NPA fighting for the future of the pig industry
4th Apr 2022 / By Alistair Driver
The NPA is continuing to push at all levels, including regular contact with Farming Minister Victoria Prentis, to get pig prices up to a level that ensures a future for pig production in the UK.
“It has been relentless,” explained chief executive Zoe Davies. “We are encouraged by the recent price increases that are giving producers hope. But our message to everybody – Ministers, processors, retailers and other buyers of pork – is that there is still a very long way to go. This is only the start.
“Many pig producers remain in absolute dire straits financially – and unless these price increases are sustained, we will lose them, and, with that, our capacity to produce and supply the pork products our consumers demand.”
Zoe described February’s pig industry roundtable, which was commissioned by Defra at the request of the NPA and NFU and hosted by Mrs Prentis, as a ‘game-changer’. It brought all parts of the supply chain together to discuss the realities of the pig backlog and the wider issues affecting producers, including soaring costs of production.
“While we didn’t seem to gain immediate solutions on the day, the summit has undoubtedly improved communications across the supply chain and made a real difference, with Mrs Prentis taking an active role in raising concerns and holding individual businesses to account,” Zoe said.
“As a result, we have seen movement on the backlog, and there is now a far greater understanding of how the supply chain works alongside an awareness among processors and retailers of the huge financial challenges producers face, and their battle for survival.
“This has given us a basis to make the case for getting more money into the system and through to producers as quickly as possible. We are just starting to see the fruits of that.”
Since the summit, there have been numerous follow-up meetings, in some cases, chaired by Mrs Prentis, bringing most of the parties together, while there have also been individual meetings between Mrs Prentis and the processors. The NPA has held meetings with many of the companies involved in the pork supply chain.
“It has all been about the same message – taking action now to ensure producers receive sufficient income to pay for their feed, to stave off the bank, stay in business and, after enduring massive losses for more than a year, finally get back to break-even point,” Zoe added.
“Victoria Prentis has been very helpful. We have never had such good access to a Minister – we meet and talk regularly. She is taking on board what we say and fully understands the severity of the situation. In turn, she is seeking action from others in the supply chain.
“We have seen some good support from processors that have shown they understand the urgency. Some retailers have been helpful, too, and, behind the scenes, have been doing what they can.
“But we desperately need to see more urgency from some of them, including the UK’s biggest retailer and others that have the necessary resources to make a difference.
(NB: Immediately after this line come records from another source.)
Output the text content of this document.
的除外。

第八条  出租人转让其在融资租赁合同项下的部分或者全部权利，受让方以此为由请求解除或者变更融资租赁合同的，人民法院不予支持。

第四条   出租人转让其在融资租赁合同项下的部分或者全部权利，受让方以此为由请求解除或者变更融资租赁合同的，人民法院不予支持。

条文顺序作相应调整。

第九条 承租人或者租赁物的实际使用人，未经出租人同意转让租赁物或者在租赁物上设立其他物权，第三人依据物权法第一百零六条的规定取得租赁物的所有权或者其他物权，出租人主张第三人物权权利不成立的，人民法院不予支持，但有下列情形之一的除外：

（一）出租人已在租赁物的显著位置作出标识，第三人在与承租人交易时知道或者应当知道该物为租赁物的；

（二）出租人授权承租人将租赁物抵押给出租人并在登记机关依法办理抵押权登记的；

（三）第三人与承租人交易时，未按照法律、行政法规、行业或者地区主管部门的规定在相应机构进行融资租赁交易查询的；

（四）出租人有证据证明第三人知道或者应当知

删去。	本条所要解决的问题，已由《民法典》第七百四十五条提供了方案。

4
They hold our future in their hands, and what they all need to understand is, with EU pigs in short supply and prices going through the roof, there will be nowhere else to go if we lose a big chunk of our production base.
“The NPA, as the representative body of the pig industry, will continue to work tirelessly, not only on solutions to the pig crisis, but also on a huge range of other issues of short-term and long-term relevance to the industry. We continue to believe there is a bright future for this industry, as long as everyone plays their parts.”
What is the current situation?
Pig producers have endured more than a year of negative margins, including typically losing around £25/pig in the first half of 2021, increasing to an unprecedented £39/pig in the final quarter. That was with wheat at around £190-£210/t.
Net margins will have worsened significantly during the current quarter, leaving many producers facing a battle for survival.
An already desperate situation on pig farms across the country was pushed beyond the survival limit for many, after Russia’s invasion of Ukraine prompted a dramatic spike in the wheat price from around £215/tonne to in the region of £300/tonne. Soya prices are also eye-wateringly high, while other input costs, including energy, fuel and labour continue to rise.
- You can read a case study of how soaring costs is affecting one pig farming business HERE
At the March NPA Pig Industry Group meeting, producers highlighted how costs of production have soared beyond £2/kg, prompting the NPA to write to all the major retailers calling for pig prices to be increased beyond that point.
There have been some notable processor contribution price increases over the past few weeks, with more on Friday and Morrisons-Woodheads leading the way.
However, while contracts vary significantly, many producer pig price contracts remain heavily linked to the SPP. While it has shown healthy increases over the past fortnight, including a record 5.3p last week, it still stands at just under 147p/kg, as its nature as a price average index renders it unable to respond as quickly to the market as most within the industry would like.
This is why the NPA is demanding more from the supply chain, particularly some of the big retailers.
EU price on the up
Meanwhile, there has been a complete turnaround in the relationship between UK and EU prices. Until the past few weeks, UK pigs had held a premium in excess of 30p/kg over EU pork for a very long time.
After a run of big price increases across Europe in March, notably in Germany, the EU Reference Price soared to 152.3p/kg at the end of the month, compared with a UK figure of 149.3p/kg, highlighting how cheap EU imports are no longer an option for UK retailers and processors.